Architecture/Mode 1 core 2 cores (std-dev) 4 cores (std-dev)
x86 (ms) 38771.457 39301.5625 (24.124) 40366.82031225 (28.016)
x86_64 (ms) 35007.795 35855.7645 (21.777) 36996.84 (97.150)
AVX float (ms) 5620.164 5786.315918 (2.500) 9152.750000025 (44.381)
AVX double (ms) 11375.202 11428.746 (8.470) 14345.3125 (78.291)
- - - -
Core frequency (MHz)
(cpufreq-aperf)
3959 (3811 AVX) 3885 (3774 AVX) 3885 (3663 AVX)
downscale ratio (c1/cx) 1 1.0190 (1.0098 AVX) 1.0190 (1.0404 AVX)
x86 1 1.0137 1.0411
x86_64 1 1.0242223053 1.0568172031
AVX float 1 1.0295635355 1.6285556792
AVX double 1 1.0047070812 1.2611039786

Inferences

  1. The downscale ratio on the x86/x86_64 calculations are somewhat within the expectable downscale range, although for 4 logical cores the scale given by cpufreq-aperf doesn't seem to correlate as well, possibly because the internal scheduler had to leverage operations between the logical and the real cores.
    • Had to revise the values based on cpufreq-aperf, because the frequency values at cpu-world.com weren't matching up all that well, which could be due to a lot of reasons.
  2. Using 2 logical cores and AVX calculations, it worked as expected and within the expectable downscale range.
  3. Using 4 logical cores and AVX calculations, isn't a clear picture as to why the performance downscale was so wide.
    • The AVX 64-bit operated within reason, i.e. 26% loss of performance as compared to using 2 real cores, is within the 50% expectable margin.
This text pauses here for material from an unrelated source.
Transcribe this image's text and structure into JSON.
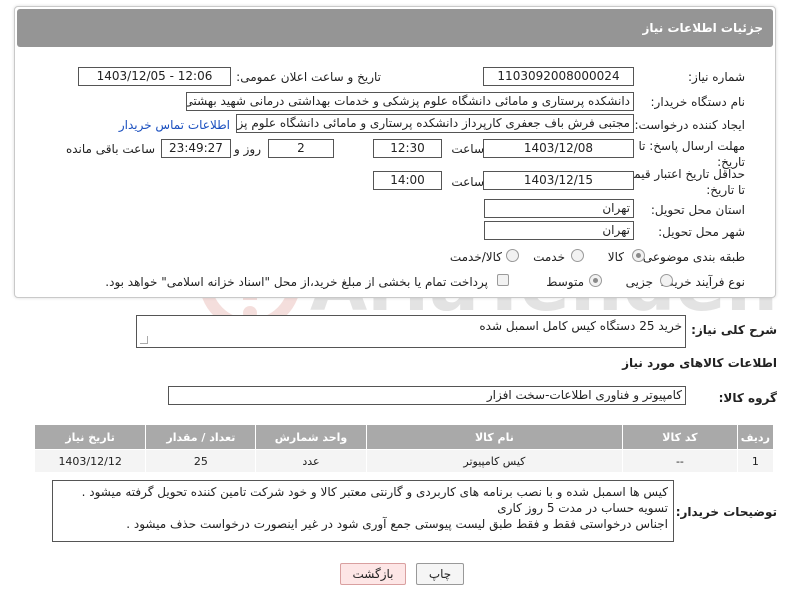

Or at least is seems fairly optimized, since the 4 logical cores are essentially acting as schedulers for the 2 real AVX cores.
    • The AVX 32-bit did not operate within reason. The 63% loss of performance as compared to using 2 real cores, seems to imply that something wasn't properly optimized somewhere, either in the assembly code or in the internal CPU schedulers.
  4. For an additional reference, cpubenchmark.net gives an index of 5566 to this CPU.

Addendum

Tested building it with a custom GCC 5.3.0, to see if it was a problem with the compiler and there were no substantial performance improvements.